ANDRÉ FLEURY MORAES
SÃO PAULO, SP (FOLHAPRESS)
Tudo começou com uma denúncia anônima. Um homem chamado Ângelo sairia de São Paulo com destino a Macapá para mergulhar no rio Amazonas e prender cocaína no casco de um navio que partiria do porto de Santana rumo à Europa.
Era 28 de março de 2024, e o delegado Bruno Belo, da Polícia Federal (PF) no Amapá, tinha pouco tempo para agir, pois a droga poderia sair do porto a qualquer instante.
Iniciou-se então uma busca por todos os ângelos que se encaixassem na descrição. Um deles era Ângelo Lourenço Bonfogo, paulista que havia chegado em Macapá dois dias antes, segundo investigação.
A polícia descobriu que ele estava numa chácara com Ricardo de Souza Silva, também de São Paulo, que já havia sido preso em flagrante em 2012 por tráfico de drogas.
A PF passou a fazer campana para vigiar o local, monitorandoo em diferentes horários, até que outro homem, Harrison Magalhães da Silva, passou a frequentar o local.
Em 5 de abril, agentes viram o grupo comprar equipamentos de mergulho em Macapá e depois, à noite, saírem numa voadeira com cilindros de ar comprimido. Retornaram após a meia-noite vestidos para mergulho.
O agente federal Davi Cavalcanti relatou que o primeiro mergulho serviu para localizar onde a droga seria colocada no navio e também para iniciar a fixação da cocaína.
No dia seguinte, a Justiça autorizou a quebra de sigilo dos suspeitos e buscas no local, pedido feito no sábado, 6 de abril. A PF decidiu não cumprir os mandatos imediatamente.
Descobriu-se que o navio chamado Dyna Floresta, um cargueiro da Libéria com 210 metros de comprimento e 32 metros de largura construído em 2022, era o alvo dos suspeitos.
Câmeras do porto de Santana registraram a chegada do navio no dia 9, quando a droga foi acoplada. Menos de 24 horas depois, a polícia encontrou 155 kg de cocaína na parte submersa do navio e prendeu todos os envolvidos.
A defesa contesta a investigação, alegando que a PF fez uma vigilância ilegal e que os acusados foram torturados. O advogado Jorge Zanette afirmou ter sido ameaçado e agredido no Amapá.
Segundo a defesa, os acusados planejavam roubar a droga, não exportá-la, e afirmam não haver provas da participação deles no tráfico internacional. Eles recorrem da sentença de 12 anos de prisão por tráfico internacional e associação ao tráfico.

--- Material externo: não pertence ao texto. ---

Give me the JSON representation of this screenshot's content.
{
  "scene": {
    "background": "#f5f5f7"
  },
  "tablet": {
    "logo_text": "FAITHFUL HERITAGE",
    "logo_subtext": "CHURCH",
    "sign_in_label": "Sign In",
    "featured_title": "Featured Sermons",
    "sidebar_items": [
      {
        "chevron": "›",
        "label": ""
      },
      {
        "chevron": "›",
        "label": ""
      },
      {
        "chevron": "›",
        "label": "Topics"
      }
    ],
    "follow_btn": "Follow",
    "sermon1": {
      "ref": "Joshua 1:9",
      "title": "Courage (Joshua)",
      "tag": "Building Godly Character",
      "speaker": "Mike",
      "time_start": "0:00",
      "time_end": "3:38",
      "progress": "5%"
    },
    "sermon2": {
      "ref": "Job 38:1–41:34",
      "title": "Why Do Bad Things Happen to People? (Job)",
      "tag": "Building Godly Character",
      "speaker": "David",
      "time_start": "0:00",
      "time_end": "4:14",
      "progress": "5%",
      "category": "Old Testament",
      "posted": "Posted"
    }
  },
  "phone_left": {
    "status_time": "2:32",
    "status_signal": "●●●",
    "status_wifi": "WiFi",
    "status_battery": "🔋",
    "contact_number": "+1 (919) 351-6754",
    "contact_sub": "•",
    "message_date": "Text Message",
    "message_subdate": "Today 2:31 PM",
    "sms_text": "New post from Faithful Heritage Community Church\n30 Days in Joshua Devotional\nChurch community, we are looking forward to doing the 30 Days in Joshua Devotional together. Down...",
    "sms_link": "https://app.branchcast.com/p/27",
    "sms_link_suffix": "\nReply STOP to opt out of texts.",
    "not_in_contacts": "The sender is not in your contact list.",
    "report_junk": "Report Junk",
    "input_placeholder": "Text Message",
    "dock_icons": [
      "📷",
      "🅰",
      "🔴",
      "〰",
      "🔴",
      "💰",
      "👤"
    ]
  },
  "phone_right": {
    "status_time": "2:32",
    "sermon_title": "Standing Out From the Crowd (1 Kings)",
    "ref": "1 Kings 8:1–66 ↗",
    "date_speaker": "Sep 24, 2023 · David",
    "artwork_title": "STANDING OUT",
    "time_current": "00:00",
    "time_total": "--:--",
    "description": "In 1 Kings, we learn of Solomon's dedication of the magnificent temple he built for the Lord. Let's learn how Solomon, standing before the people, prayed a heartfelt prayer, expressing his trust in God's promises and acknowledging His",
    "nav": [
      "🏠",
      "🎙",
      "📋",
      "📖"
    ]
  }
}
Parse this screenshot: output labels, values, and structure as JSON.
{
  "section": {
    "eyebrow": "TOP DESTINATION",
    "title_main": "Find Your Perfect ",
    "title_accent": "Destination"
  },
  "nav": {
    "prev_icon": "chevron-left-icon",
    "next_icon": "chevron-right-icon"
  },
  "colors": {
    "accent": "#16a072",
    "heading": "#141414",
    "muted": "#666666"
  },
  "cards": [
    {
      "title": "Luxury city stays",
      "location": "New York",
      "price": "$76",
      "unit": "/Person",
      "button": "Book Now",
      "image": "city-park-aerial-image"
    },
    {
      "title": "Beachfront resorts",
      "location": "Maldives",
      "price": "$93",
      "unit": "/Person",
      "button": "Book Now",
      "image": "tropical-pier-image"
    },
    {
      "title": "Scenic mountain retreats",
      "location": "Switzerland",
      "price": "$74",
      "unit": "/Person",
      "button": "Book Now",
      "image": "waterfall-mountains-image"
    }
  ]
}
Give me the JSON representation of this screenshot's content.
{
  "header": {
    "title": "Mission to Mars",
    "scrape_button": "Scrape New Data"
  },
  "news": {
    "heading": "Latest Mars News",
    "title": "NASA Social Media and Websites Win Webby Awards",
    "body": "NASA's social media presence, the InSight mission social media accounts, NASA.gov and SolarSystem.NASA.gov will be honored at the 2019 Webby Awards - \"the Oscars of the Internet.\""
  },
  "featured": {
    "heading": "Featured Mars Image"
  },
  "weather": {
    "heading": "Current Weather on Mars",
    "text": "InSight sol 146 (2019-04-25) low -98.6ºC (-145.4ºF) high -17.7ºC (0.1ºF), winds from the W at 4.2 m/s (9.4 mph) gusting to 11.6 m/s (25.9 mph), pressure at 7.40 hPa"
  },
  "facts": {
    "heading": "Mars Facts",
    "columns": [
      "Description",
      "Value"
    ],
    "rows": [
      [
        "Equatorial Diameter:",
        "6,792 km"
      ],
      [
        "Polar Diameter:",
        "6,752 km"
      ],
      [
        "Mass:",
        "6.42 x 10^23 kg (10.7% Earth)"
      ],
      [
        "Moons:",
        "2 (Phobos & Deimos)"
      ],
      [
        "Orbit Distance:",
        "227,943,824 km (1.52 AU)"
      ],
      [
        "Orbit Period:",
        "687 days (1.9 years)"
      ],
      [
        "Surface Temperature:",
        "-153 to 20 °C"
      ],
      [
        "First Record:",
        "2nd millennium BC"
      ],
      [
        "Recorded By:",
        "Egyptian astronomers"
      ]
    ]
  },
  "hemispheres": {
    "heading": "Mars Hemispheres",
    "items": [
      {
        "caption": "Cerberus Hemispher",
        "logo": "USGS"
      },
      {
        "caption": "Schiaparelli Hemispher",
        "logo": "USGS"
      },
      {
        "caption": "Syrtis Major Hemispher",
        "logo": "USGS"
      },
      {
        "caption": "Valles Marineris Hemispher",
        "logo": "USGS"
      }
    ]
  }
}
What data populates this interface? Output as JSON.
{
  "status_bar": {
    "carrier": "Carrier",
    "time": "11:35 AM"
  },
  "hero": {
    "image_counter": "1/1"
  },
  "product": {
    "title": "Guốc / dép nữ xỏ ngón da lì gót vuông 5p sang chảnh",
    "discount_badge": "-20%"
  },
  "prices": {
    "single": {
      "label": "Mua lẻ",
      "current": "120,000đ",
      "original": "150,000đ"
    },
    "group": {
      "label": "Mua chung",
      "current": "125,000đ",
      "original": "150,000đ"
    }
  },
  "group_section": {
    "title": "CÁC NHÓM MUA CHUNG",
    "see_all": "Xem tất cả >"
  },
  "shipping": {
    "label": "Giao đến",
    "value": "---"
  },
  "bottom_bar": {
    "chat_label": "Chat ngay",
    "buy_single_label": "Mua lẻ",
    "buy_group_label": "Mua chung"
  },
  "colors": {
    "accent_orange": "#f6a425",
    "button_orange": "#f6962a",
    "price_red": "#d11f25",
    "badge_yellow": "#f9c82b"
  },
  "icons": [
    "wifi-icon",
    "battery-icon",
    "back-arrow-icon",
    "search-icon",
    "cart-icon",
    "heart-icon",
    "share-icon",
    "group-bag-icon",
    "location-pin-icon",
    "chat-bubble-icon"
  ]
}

A PF acredita que o caso está ligado ao Primeiro Comando da Capital (PCC), mas o uso de mergulhadores ocorre em outras facções e regiões.
O endurecimento do controle em Santos, por onde passava muita cocaína para o exterior, fez com que o tráfico se espalhasse para outros portos, que hoje usam até drones submarinos para fiscalização.
No Rio de Janeiro, o uso de mergulhadores está ligado ao Comando Vermelho.
O Ministério Público Federal aponta que facções utilizam mergulhadores para traficar drogas internacionalmente, como em Itaguaí, onde foram apreendidos 362,5 kg de cocaína.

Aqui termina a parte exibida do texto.